HONG KONG- Asia’s markets were mixed on Wednesday as traders were left unimpressed by a weak batch of US economic indicators, although early losses were pared in Tokyo as the dollar staged a rebound against the yen.
The euro enjoyed a measure of support after European officials raised their growth forecasts as the region slowly recovers from its debilitating debt crisis.
Tokyo dived more than one percent at the open because of a stronger yen but the market rebounded in line with a greenback revival and by the break the Nikkei was 0.13 percent off.
Hong Kong added 0.26 percent, Sydney gained 0.24 percent and Seoul was flat but Shanghai shed 0.18 percent, adding to Tuesday’s losses on fresh liquidity fears.
With no market-moving news expected in the region until the weekend, eyes are on the United States where investors reacted badly to downbeat housing consumer data.
The Case-Shiller index for home prices in 20 leading US cities fell 0.1 percent in December, the second straight monthly decline, while the Conference Board said its consumer confidence index fell to 78.1 in February from 79.4 in January.
On Wall Street the Dow slipped 0.17 percent, the S&P 500 fell 0.13 percent and the Nasdaq gave up 0.13 percent.
The government will release its latest estimate on October-December gross domestic product on Friday, which economists hope will give a better handle on the state of the world’s number one economy.
Tuesday’s news weighed on the dollar, which fell in New York to 102.22 yen. In Tokyo on Wednesday the sell-off continued in initial exchanges, with the unit hitting 102.09 yen before recovering to 102.37 yen in the late morning.
The euro was sitting higher after the European Commission said the 18-nation eurozone was expected to grow 1.2 percent this year and 1.8 percent in 2015, up from November’s estimates for 1.1 percent and 1.7 percent.
Similarly, the full 28-member EU’s economy will expand 1.5 percent this year and 2.0 percent in 2015, each also revised up by 0.1 percentage point.

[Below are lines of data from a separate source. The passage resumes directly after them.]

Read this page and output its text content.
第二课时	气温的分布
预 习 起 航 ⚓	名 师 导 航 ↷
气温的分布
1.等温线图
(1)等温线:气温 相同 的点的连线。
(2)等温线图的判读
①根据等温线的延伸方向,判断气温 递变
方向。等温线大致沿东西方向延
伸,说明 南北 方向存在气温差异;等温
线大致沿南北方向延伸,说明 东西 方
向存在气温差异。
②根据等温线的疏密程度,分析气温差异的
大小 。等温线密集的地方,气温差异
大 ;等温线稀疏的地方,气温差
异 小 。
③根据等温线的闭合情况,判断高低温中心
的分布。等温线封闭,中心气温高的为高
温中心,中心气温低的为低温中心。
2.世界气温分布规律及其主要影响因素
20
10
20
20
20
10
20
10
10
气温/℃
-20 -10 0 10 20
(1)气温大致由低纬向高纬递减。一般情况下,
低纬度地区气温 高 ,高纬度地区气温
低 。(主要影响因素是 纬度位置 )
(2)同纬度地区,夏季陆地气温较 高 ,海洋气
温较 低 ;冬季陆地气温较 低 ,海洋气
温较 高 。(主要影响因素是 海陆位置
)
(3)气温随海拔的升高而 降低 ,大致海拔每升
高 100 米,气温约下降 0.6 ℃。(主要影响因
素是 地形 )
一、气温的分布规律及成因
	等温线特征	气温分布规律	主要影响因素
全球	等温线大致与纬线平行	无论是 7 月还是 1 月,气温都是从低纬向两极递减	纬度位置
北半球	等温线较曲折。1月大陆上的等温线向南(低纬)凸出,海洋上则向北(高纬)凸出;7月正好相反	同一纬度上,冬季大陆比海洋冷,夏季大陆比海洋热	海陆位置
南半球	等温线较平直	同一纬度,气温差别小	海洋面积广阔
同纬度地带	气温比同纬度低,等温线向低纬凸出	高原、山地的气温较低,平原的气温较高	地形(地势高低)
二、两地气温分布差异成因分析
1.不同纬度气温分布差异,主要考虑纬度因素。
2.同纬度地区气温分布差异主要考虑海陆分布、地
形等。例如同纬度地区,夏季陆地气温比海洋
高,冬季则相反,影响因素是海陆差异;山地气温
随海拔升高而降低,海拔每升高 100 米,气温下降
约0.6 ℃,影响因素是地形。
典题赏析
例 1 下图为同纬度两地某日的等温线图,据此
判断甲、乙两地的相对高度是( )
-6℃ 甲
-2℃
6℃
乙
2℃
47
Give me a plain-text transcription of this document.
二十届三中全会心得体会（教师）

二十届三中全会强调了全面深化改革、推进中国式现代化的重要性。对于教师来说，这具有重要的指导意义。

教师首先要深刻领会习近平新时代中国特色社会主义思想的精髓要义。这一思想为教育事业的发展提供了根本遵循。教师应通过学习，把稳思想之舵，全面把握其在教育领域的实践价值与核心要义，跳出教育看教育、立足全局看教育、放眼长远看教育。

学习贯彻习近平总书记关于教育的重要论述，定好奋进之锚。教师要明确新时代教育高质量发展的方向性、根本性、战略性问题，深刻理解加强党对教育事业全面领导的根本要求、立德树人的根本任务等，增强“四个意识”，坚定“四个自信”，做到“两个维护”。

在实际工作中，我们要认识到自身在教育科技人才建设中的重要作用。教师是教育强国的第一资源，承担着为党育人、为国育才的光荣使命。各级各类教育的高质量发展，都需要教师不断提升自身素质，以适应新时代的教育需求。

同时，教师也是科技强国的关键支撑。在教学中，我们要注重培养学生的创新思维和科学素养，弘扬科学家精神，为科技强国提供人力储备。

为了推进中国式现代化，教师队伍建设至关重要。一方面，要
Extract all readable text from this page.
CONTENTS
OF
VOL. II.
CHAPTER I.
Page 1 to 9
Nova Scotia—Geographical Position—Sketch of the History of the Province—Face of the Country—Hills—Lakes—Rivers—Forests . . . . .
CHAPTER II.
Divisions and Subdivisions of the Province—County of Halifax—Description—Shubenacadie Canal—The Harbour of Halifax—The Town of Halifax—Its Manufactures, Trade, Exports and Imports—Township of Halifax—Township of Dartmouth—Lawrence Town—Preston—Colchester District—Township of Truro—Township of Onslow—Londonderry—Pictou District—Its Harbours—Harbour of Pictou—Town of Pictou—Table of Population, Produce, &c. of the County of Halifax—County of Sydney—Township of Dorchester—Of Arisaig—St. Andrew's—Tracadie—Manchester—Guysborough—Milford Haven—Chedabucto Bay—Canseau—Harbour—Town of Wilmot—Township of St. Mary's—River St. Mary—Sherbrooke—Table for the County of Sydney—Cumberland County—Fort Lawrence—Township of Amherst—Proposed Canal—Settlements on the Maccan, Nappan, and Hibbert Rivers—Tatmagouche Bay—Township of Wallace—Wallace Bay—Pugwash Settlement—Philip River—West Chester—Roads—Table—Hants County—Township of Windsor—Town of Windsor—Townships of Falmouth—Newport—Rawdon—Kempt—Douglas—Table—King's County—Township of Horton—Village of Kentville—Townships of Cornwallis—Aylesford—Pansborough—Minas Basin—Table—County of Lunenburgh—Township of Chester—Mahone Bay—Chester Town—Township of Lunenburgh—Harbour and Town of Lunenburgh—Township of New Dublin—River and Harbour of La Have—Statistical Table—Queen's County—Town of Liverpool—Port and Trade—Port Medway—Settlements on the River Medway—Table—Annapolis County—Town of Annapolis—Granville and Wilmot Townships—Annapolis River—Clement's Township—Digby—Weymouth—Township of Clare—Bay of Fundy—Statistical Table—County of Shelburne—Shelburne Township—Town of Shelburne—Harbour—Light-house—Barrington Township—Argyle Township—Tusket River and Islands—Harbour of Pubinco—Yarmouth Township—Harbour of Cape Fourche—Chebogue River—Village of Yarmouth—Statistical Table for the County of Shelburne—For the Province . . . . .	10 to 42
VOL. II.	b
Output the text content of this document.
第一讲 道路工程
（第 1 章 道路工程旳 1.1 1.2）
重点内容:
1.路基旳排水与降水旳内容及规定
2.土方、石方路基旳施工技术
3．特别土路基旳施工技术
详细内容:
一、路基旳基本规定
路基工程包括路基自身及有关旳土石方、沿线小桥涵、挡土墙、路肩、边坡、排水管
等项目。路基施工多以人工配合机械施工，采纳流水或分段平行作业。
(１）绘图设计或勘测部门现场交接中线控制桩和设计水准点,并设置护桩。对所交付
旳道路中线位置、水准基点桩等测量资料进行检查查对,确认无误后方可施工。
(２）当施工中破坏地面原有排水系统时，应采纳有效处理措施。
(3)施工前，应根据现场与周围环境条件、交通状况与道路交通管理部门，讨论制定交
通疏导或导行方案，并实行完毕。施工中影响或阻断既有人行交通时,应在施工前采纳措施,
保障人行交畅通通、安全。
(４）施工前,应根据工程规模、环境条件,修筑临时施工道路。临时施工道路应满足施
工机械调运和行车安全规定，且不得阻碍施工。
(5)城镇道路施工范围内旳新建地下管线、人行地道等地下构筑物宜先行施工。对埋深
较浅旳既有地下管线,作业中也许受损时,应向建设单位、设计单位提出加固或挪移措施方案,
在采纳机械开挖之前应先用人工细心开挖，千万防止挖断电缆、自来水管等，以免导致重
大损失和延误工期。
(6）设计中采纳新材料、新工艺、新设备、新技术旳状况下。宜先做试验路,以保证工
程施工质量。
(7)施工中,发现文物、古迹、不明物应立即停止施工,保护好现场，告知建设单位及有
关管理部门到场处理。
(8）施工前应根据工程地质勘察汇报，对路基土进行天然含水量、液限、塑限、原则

“Recovery is gaining ground in Europe…. Rebalancing of the European economy has been progressing and external competitiveness is improving,” EU Economic Affairs Commissioner Olli Rehn said.
“The worst of the crisis may now be behind us, but this is not an invitation to be complacent as the recovery is still modest,” Rehn said.
The single currency bought $1.3745 and 140.65 yen compared with $1.3744 and 140.49 yen in US trade.
Oil prices edged up. New York’s main contract, West Texas Intermediate for April delivery, rose 17 cents to $102.00 in early Asian trading, while Brent North Sea crude for April gained 12 cents to $109.63.
Gold fetched $1,338.00 an ounce at 0230 GMT, compared to $1,332.56 late Tuesday.